Mottled sculpins only mate once a year. The clutch size can vary anywhere from 8 eggs to 148 eggs for females. However within that year one male could mate with ten or more females This leads to very large nest sizes. One study looked at twelve different nesting sites within a year and found that one nest can have anywhere from 54 to 1587 eggs with an average of 744 eggs per nest. Mottled sculpins' average life span is six years.

==Conservation==
The mottled sculpin is currently not federal or state listed for being threatened or endangered. In New Mexico the species is given limited protection. The reason for the species receiving no current management plan is due to its high abundance all over North America. Its high prevalence is due to the species tolerance' for all types of environment.
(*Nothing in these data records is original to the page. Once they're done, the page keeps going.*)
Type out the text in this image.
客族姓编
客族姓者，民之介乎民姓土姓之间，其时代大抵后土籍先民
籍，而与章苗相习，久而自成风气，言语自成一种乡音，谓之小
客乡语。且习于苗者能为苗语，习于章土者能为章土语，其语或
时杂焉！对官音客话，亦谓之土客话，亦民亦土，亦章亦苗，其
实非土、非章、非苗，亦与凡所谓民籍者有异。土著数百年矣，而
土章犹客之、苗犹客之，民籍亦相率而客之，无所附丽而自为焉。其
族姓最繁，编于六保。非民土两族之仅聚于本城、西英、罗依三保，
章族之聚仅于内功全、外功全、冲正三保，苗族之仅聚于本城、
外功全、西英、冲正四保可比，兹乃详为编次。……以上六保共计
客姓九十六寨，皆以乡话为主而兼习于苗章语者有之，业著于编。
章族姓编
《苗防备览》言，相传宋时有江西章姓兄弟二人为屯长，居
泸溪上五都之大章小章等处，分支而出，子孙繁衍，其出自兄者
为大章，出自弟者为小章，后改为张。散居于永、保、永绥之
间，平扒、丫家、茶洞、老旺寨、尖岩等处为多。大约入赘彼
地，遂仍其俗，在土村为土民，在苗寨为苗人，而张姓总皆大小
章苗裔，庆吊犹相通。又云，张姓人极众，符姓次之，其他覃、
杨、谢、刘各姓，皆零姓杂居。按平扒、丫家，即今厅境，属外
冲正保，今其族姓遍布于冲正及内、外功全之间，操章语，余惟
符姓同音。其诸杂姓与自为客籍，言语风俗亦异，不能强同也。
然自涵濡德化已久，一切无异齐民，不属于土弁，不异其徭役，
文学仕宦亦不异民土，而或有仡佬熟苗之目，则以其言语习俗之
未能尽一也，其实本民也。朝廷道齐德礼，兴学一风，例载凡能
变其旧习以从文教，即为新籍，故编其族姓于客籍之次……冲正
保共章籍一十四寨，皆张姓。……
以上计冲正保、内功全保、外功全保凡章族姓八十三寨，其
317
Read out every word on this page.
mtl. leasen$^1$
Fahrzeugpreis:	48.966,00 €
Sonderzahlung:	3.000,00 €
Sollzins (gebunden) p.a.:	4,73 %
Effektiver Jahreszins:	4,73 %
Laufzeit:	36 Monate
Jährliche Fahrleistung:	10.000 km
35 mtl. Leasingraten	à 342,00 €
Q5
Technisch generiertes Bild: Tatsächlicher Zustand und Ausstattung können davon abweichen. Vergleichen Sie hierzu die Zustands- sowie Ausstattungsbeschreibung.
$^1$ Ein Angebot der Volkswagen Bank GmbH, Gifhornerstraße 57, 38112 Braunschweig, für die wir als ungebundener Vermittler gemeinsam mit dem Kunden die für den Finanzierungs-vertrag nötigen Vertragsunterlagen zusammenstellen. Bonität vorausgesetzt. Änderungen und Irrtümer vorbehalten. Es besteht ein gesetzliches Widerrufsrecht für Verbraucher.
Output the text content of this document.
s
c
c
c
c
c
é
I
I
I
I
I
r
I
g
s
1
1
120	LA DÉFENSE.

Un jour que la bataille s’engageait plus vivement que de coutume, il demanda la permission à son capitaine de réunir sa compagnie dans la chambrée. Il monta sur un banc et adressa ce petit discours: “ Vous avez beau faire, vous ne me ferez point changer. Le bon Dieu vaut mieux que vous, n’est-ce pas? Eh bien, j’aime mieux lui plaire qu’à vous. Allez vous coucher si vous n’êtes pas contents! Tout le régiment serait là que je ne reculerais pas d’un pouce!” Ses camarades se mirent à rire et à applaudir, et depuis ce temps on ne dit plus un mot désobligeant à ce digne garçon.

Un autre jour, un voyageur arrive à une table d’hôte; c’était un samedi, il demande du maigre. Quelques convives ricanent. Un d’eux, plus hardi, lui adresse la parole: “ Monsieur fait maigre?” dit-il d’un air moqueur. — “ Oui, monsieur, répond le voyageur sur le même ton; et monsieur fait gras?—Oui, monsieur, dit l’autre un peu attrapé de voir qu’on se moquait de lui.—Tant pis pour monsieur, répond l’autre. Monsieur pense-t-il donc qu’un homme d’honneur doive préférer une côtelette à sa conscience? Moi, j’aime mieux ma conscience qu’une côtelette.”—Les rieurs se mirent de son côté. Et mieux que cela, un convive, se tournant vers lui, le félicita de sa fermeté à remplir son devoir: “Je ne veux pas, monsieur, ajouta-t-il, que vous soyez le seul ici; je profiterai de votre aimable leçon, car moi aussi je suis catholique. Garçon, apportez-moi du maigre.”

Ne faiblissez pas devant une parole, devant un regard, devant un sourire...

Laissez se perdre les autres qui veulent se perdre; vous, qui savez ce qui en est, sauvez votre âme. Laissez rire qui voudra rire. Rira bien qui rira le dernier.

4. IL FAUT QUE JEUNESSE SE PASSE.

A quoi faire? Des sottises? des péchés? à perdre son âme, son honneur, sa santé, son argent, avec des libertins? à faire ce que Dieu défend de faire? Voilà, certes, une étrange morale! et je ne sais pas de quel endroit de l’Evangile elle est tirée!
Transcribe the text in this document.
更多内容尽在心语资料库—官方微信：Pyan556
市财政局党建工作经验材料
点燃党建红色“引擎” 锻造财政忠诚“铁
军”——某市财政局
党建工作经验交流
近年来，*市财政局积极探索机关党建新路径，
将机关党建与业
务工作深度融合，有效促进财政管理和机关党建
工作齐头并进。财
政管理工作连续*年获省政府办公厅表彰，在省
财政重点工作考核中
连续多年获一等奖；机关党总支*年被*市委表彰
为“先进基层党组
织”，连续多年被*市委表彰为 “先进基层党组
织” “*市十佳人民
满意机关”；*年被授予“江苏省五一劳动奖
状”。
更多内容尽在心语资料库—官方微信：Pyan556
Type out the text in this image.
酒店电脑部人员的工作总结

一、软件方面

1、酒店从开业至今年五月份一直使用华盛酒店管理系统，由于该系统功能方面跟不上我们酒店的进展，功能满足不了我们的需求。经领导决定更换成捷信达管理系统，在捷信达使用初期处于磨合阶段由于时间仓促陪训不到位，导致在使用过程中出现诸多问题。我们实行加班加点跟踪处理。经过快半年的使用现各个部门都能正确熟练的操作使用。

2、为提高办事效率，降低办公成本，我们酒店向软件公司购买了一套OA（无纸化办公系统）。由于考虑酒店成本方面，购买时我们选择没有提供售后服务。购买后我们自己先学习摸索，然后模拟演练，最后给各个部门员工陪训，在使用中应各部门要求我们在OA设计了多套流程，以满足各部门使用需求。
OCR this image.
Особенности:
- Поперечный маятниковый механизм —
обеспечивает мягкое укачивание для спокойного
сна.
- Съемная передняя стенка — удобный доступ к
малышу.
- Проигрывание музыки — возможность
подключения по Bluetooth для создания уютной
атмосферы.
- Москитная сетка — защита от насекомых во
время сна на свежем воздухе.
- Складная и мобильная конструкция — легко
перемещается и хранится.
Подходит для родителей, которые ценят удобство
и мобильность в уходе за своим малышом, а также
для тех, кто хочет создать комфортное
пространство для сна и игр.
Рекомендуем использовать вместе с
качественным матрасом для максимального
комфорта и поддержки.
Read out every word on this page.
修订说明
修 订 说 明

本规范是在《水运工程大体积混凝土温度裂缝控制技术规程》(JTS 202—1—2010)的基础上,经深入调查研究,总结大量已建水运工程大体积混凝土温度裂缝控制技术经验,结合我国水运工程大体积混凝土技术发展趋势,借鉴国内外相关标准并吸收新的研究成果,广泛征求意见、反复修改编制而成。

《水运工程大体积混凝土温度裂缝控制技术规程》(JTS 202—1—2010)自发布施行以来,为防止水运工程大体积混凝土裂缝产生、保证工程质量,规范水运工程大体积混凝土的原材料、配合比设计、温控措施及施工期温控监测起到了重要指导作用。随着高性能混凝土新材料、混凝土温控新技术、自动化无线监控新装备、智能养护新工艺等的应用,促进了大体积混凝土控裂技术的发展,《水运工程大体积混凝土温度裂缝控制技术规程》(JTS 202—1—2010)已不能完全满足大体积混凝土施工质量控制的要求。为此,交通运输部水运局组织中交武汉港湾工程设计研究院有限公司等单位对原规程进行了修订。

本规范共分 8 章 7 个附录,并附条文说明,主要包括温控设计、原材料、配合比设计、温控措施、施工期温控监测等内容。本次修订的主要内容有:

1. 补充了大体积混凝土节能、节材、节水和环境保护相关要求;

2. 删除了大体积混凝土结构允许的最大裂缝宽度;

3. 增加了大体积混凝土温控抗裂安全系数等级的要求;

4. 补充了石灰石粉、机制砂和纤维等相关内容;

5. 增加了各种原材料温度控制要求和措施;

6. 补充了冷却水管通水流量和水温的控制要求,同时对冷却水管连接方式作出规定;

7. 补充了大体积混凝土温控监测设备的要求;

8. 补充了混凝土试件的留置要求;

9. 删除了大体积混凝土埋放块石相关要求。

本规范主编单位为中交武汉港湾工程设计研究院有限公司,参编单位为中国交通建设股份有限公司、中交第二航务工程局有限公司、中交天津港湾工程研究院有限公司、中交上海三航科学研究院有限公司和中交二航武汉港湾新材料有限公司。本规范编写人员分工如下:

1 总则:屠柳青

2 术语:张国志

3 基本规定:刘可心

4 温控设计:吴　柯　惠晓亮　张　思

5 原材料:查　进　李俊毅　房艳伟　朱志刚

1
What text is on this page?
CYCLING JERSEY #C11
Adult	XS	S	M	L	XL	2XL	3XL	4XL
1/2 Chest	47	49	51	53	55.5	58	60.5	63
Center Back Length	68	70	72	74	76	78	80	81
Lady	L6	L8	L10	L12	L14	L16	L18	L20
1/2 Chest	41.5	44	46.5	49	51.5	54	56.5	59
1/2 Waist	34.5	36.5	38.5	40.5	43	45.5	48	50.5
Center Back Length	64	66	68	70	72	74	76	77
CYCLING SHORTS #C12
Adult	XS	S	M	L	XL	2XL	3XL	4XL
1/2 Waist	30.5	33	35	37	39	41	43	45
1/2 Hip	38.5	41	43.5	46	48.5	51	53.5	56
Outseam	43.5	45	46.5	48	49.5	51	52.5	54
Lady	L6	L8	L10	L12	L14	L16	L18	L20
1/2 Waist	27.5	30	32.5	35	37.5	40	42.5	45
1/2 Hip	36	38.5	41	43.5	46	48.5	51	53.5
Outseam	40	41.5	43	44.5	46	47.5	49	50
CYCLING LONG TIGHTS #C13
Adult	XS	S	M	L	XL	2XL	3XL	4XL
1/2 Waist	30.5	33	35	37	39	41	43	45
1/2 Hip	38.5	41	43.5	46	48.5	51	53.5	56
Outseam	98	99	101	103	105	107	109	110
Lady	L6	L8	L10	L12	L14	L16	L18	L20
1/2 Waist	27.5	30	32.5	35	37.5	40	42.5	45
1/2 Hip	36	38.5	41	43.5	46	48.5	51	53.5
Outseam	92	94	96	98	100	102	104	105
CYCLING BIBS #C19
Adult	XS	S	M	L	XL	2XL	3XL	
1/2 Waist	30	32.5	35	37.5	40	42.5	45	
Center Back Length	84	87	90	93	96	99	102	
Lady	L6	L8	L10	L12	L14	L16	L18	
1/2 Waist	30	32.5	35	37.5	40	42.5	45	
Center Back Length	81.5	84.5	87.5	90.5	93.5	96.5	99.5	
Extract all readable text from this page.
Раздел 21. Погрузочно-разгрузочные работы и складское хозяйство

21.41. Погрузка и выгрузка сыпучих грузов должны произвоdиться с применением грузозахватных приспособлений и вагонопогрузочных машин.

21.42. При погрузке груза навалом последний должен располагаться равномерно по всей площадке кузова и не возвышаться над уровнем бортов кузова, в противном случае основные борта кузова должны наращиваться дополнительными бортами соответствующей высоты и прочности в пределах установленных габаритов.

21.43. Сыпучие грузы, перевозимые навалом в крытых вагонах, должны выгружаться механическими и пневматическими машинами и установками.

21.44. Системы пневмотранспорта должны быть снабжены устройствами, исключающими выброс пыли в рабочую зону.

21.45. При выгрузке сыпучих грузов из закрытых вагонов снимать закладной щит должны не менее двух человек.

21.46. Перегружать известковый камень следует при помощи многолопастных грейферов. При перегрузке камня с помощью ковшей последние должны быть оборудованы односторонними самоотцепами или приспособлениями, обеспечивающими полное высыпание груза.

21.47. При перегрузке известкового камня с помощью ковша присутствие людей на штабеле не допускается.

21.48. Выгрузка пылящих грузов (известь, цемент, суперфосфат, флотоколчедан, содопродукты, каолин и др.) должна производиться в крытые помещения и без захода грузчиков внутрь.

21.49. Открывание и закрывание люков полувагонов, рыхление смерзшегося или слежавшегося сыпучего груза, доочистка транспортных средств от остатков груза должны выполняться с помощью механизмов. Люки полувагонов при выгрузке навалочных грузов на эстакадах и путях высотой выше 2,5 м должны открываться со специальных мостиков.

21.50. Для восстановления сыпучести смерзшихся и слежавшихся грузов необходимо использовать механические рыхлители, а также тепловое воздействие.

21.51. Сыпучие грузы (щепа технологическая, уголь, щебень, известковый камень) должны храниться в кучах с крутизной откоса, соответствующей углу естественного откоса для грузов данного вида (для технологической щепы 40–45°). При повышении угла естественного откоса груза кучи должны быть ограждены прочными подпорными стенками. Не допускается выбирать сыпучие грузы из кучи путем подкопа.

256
Although the species is not threatened anywhere in North America, it has received attention in recent areas in the Western United States due to its absence in some streams that are highly populated with trout species but not sculpins. This was odd since the two species usually coexist in similar habitats. The problem was that the streams absent of sculpin had high concentrations of zinc. One study showed that mottled sculpin are the third most sensitive species to high levels of zinc. The reason this occurring is because the U.S. Environmental Protection Agency (EPA) uses trout species to determine the water quality criteria (WQC) for zinc. Therefore, the WQC standards are not good enough to protect all species of fish. In southeast Minnesota there are plans to rebuild the sculpin population in streams where the water quality was once unfavorable for the species but has since been improved. The next step is to introduce 200 mottled sculpin a year until the population is showing signs of a comeback in the local streams.

However zinc is not the only metal threatening mottled sculpin populations. One study found mottled sculpins were also more sensitive to levels of copper and cadmium than other species of fish. The leading causes of increase of these three metals into aquatic environments are from mining, the burning of coal, steel production, and smelting metals.